他们示意我坐下,然后就说,要问我几个问题,我稀里糊涂,不知道哪里得罪了他们。他们说,你今天晚上去了哪里?开批斗会的时候,你是否在场?我战战兢兢地回答着,不敢有一点撒谎,更不知道他们的真实意图。问了几个问题以后,他们又要我把晚上的活动情况详细写出来。我的作文也是一般,可是要把一个晚上的情况完全写出来,好像比写一篇作文还难。期间,我有好几个字写不来,我只好去请教他们,我鄙视他们给我提示的时候那个傲慢的样子,但是,我觉得必须要麻烦他们一下,不能让他们太舒服,我在纸上涂涂改改,划来划去,最后,费了一个小时才勉勉强强地把作文交给他们。
第二天早上,我和小山东一起去上学,我们说到了昨天晚上的事,真巧,小山东也在晚上被叫去问话。我觉得奇怪,究竟发生了什么事,小山东说,你不知道批斗会开了一半,突然停电了吗?我忽然想起,批斗会开了一半,突然间停电,人群发生了一阵骚乱。我说:“那只是几分钟时间,马上就来电了呀!”“他们是查坏人搞破坏呢!”原来,昨天晚上造反派把我们当成坏人呢!
爸爸被隔离,关进了牛棚。我在学校里的日子也开始不好过了。曾经,我读书那么用心,老师那么喜欢我,可是如今,同学们慢慢地疏远我了,猜忌我了。有一次,公社里开大会,学校通知我们学生也要参加。那时候,我们经常参加公社里的大会,会议内容基本上是传达最高指示。期间,老师写了一张发言稿,交给我,让我在大会上发言。可是,就在大会开始前的十几分钟,老师突然把我从大会堂里叫出来,他告诉我,发言的事,交给另外一个同学了,让我不要有想法,还说那是上头的意思。老师让我交出发言稿的时候,我真想找一个地方哭它一场。为什么呢?是因为爸爸吗?
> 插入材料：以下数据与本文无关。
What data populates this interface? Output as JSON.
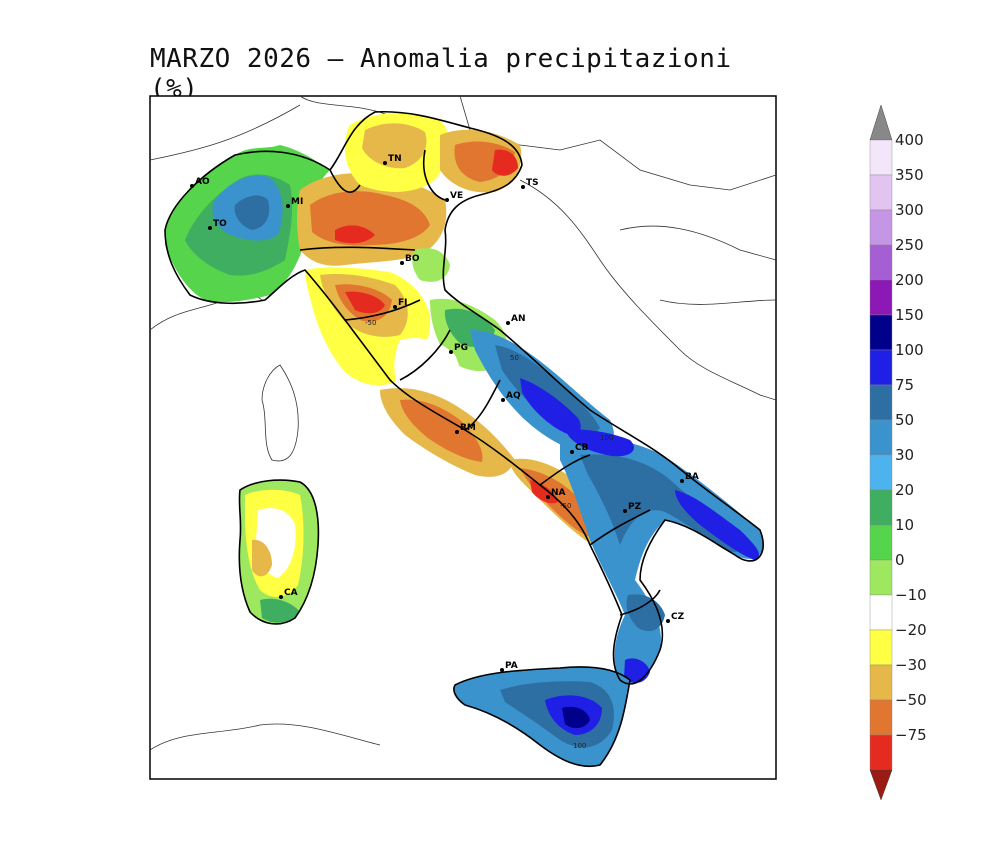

有一天课间活动,我去外面跑了几圈。等我回到教室,看到全班同学都用异样的眼光盯着我看,我感觉不对,但不知道发生了什么。等我在座位上坐定,很快发现黑板上有一行大字:“打倒叛徒某某某!”某某某是爸爸的名字,上面还打了几个枪毙叉(那时候,凡是枪毙犯人,布告上的名字就打这样的叉叉)。不用说,那是针对我的。在黑板上写标语的同学正在座位上怒视着我,我感觉到他骄傲的目光,敌视的目光。我知道他是积极的勇敢的红卫兵。而当时我的目光一接触到他的目光,我立即低下了头去。这是以前从来没有过的事。这堂课,我不知道老师讲了什么,反正我一句都没有听进去,我只觉得脸发热,心乱跳,我的面孔一定红红的。
若干年以后,我重回朞山,看见我们昔日住的草棚已经倒塌,只剩下半截墙壁在风雨中飘摇。当年母亲工作过的食堂,如今结满了蜘蛛网。有一只小松鼠在一根房梁上吱吱地乱叫。当年的监狱,后来成了兵团的一部分,兵团走了,又归了农业局,农业局在这里养猪,种粮。
我悻悻地离开了那里,离开了这个地名叫湖州朞山,一个充满了童年幻想的小村落。